Princess Diana's brother, Charles Spencer, has revealed a special tribute for his sister, marking the 24th anniversary of her tragic death. Taking to Instagram, Spencer shared a photo of the flag at Althorp House having been lowered to half-mast, in memory of the fallen former Royal. Diana died on Aug. 31, 1997, when a car she was traveling in crashed in the Pont de l'Alma tunnel in Paris. Two other passengers — Diana's partner Dodi Fayed and the driver Henri Paul — were also killed. Notably, Diana's bodyguard Trevor Rees-Jones survived the crash.

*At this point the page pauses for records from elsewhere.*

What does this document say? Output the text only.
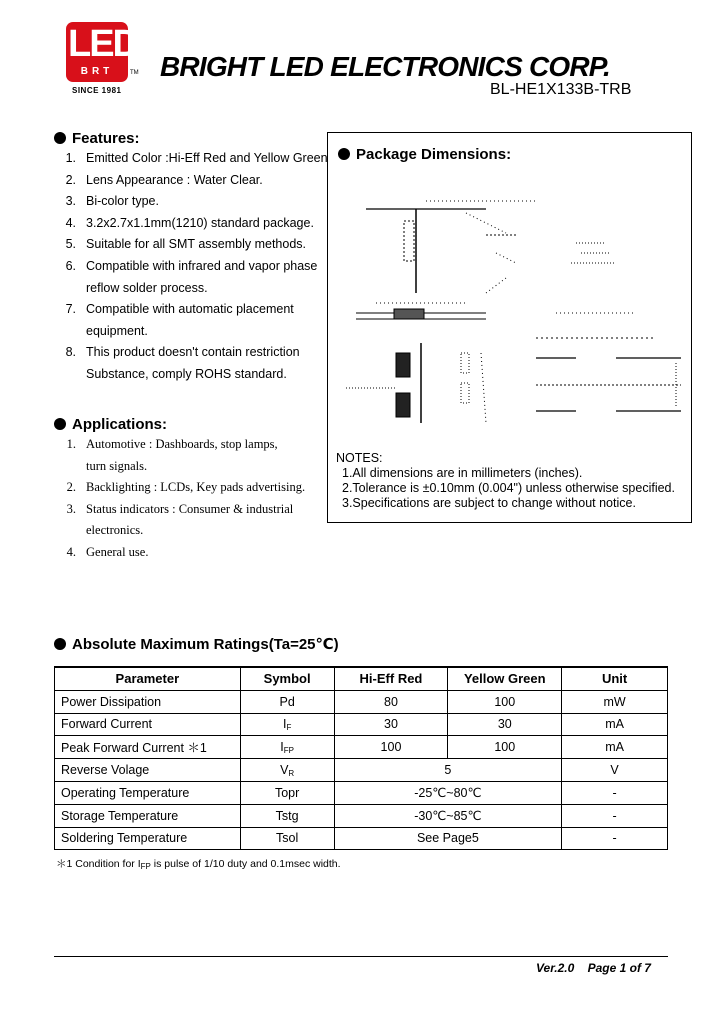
LED
BRT	TM
SINCE 1981
BRIGHT LED ELECTRONICS CORP.
BL-HE1X133B-TRB
Features:
1. Emitted Color :Hi-Eff Red and Yellow Green
2. Lens Appearance : Water Clear.
3. Bi-color type.
4. 3.2x2.7x1.1mm(1210) standard package.
5. Suitable for all SMT assembly methods.
6. Compatible with infrared and vapor phase
reflow solder process.
7. Compatible with automatic placement
equipment.
8. This product doesn't contain restriction
Substance, comply ROHS standard.
Applications:
1. Automotive : Dashboards, stop lamps,
turn signals.
2. Backlighting : LCDs, Key pads advertising.
3. Status indicators : Consumer & industrial
electronics.
4. General use.
Package Dimensions:
NOTES:
1.All dimensions are in millimeters (inches).
2.Tolerance is ±0.10mm (0.004") unless otherwise specified.
3.Specifications are subject to change without notice.
Absolute Maximum Ratings(Ta=25℃)
Parameter	Symbol	Hi-Eff Red	Yellow Green	Unit
Power Dissipation	Pd	80	100	mW
Forward Current	$I_F$	30	30	mA
Peak Forward Current ＊1	$I_{FP}$	100	100	mA
Reverse Volage	$V_R$	5		V
Operating Temperature	Topr	-25℃~80℃		-
Storage Temperature	Tstg	-30℃~85℃		-
Soldering Temperature	Tsol	See Page5		-
＊1 Condition for $I_{FP}$ is pulse of 1/10 duty and 0.1msec width.
Ver.2.0    Page 1 of 7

Althorpe is the estate home of Spencer's family, which he took over when his father died in 1992. Notably, Althorpe Park is also where Diana was laid to rest after her funeral. While Spencer did not include a caption on the post, many of his followers have showered the comments section with kind words about his late sister. "Thinking of you all today. Our beautiful Princess, never forgotten, eternally loved and cherished," one user wrote. "So much love, it was infectious. How the world needs that feminine healing love now. May she rest in peace," another person added.

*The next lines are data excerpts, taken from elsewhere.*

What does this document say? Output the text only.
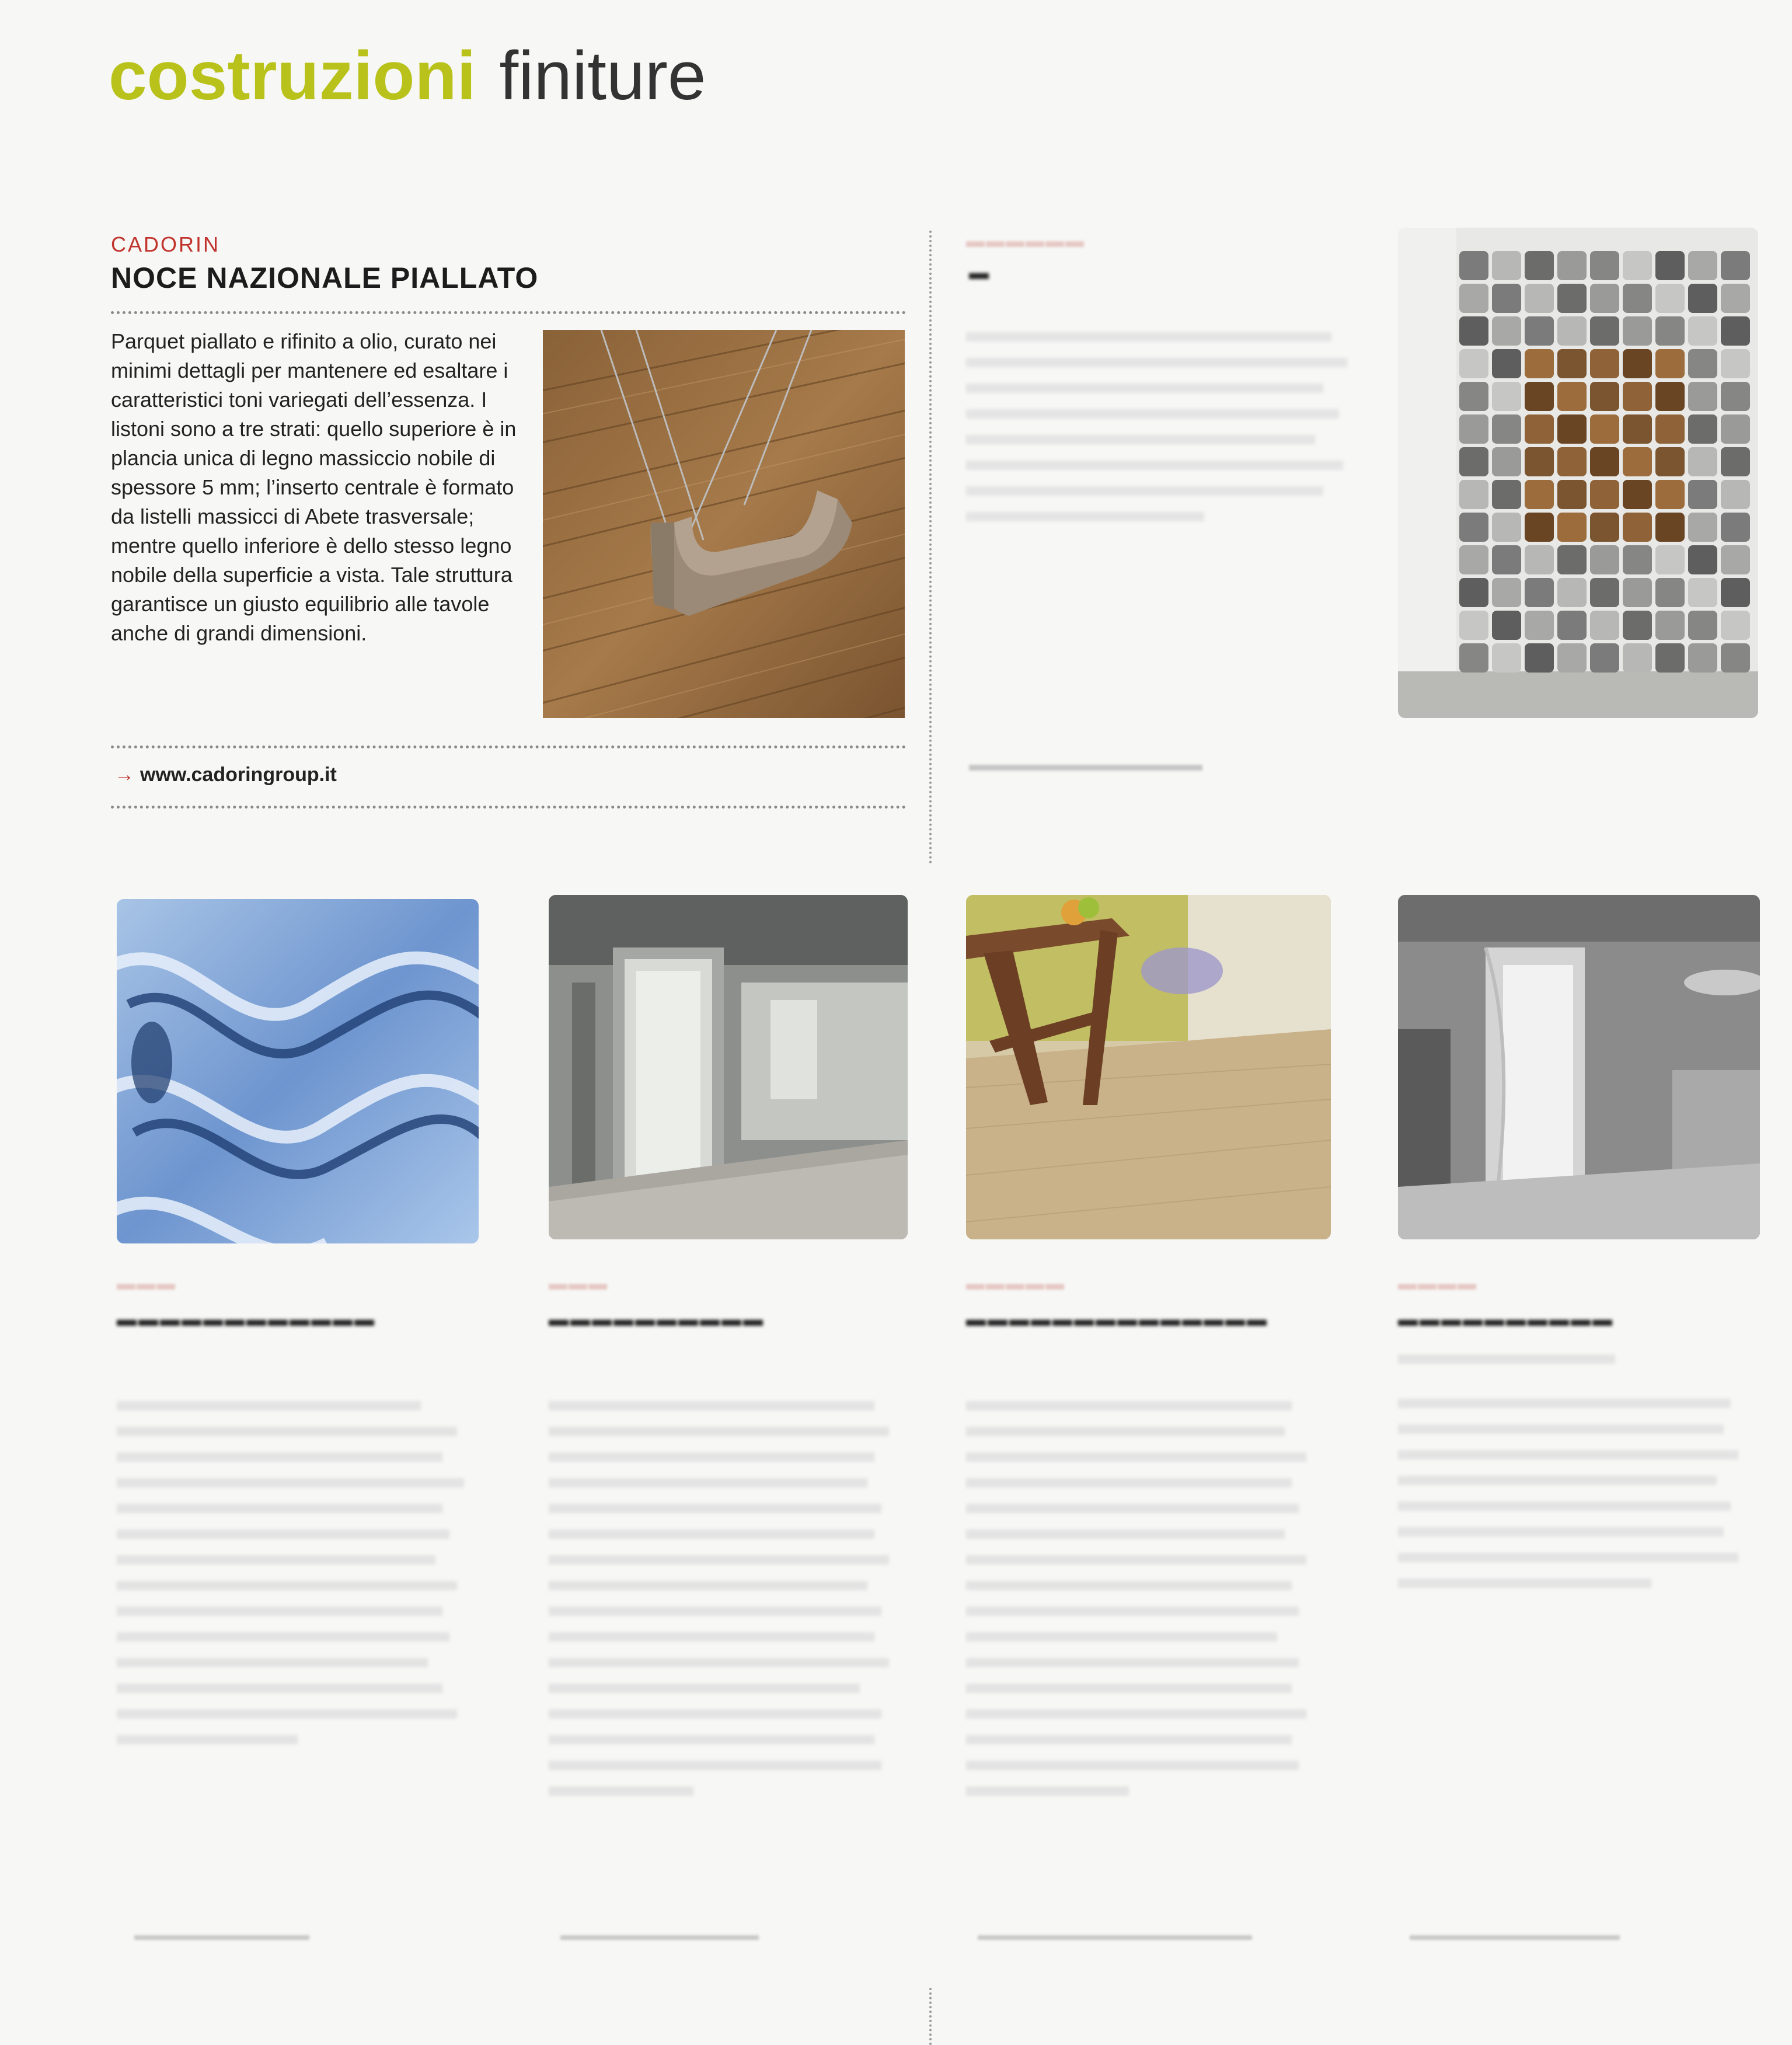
costruzioni finiture
CADORIN
NOCE NAZIONALE PIALLATO
Parquet piallato e rifinito a olio, curato nei minimi dettagli per mantenere ed esaltare i caratteristici toni variegati dell’essenza. I listoni sono a tre strati: quello superiore è in plancia unica di legno massiccio nobile di spessore 5 mm; l’inserto centrale è formato da listelli massicci di Abete trasversale; mentre quello inferiore è dello stesso legno nobile della superficie a vista. Tale struttura garantisce un giusto equilibrio alle tavole anche di grandi dimensioni.
→ www.cadoringroup.it
▬▬▬▬▬▬
▬
▬▬▬
▬▬▬▬▬▬▬▬▬▬▬▬
▬▬▬
▬▬▬▬▬▬▬▬▬▬
▬▬▬▬▬
▬▬▬▬▬▬▬▬▬▬▬▬▬▬
▬▬▬▬
▬▬▬▬▬▬▬▬▬▬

Back in July, Charles scored a big legal victory over a lie about how he allegedly treated her before her death. People reported that Charles Spencer recently announced his win over The Times newspaper, which had claimed that he refused to allow Diana to live with him after her marriage to Prince Charles began to fall apart. The big legal win comes ahead of the 24th anniversary of Diana's tragic and untimely death.

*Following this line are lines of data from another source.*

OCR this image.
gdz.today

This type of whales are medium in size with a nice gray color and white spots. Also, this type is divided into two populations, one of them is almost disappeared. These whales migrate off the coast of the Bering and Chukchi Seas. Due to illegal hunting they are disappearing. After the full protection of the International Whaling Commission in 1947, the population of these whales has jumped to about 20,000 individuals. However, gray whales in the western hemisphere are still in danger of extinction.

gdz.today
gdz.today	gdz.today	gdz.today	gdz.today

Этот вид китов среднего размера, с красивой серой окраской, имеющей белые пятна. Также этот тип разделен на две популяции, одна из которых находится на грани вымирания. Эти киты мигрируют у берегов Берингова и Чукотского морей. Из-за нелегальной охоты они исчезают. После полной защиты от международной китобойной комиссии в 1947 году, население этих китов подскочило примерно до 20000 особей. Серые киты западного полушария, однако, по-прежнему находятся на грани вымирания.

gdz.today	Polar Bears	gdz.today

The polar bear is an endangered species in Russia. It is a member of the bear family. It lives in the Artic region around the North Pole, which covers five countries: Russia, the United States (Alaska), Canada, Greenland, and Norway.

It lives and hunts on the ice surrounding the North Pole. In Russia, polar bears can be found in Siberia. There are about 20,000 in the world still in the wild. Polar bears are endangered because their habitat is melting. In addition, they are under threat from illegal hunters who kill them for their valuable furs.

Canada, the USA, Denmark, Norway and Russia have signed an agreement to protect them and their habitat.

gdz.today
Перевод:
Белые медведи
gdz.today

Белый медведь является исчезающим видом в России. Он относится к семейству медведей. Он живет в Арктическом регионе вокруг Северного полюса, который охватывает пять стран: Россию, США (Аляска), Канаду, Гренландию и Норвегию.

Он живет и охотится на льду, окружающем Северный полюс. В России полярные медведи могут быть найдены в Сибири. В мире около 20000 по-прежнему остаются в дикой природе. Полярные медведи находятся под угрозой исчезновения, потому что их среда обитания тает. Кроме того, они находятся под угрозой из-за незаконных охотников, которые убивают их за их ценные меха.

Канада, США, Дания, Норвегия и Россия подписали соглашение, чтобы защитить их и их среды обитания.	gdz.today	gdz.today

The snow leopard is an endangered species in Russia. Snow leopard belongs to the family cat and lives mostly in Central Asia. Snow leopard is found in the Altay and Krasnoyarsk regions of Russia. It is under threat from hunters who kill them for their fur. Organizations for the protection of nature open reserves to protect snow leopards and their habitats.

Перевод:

The false report was published under the headline, "It's too simple to blame everything on Bashir," referring to the BBC journalist who was found to have used "deceitful methods" in order to get an interview with Diana in 1995. In its retraction, the Times wrote, "We are happy to report that having considered his sister's safety, and in line with police advice, the Earl offered the Princess of Wales a number of properties." This included "Wormleighton Manor, the Spencer family's original ancestral home."
The Times continued, "It was wrong to suggest he had refused to help his sister or had failed to protect her from Martin Bashir and concealed evidence of the latter's deception. We did not intend to suggest that the Earl was to blame for his sister's death. We [apologize] to the Earl and have agreed to pay his costs as well as make a payment to him which he will donate to charity."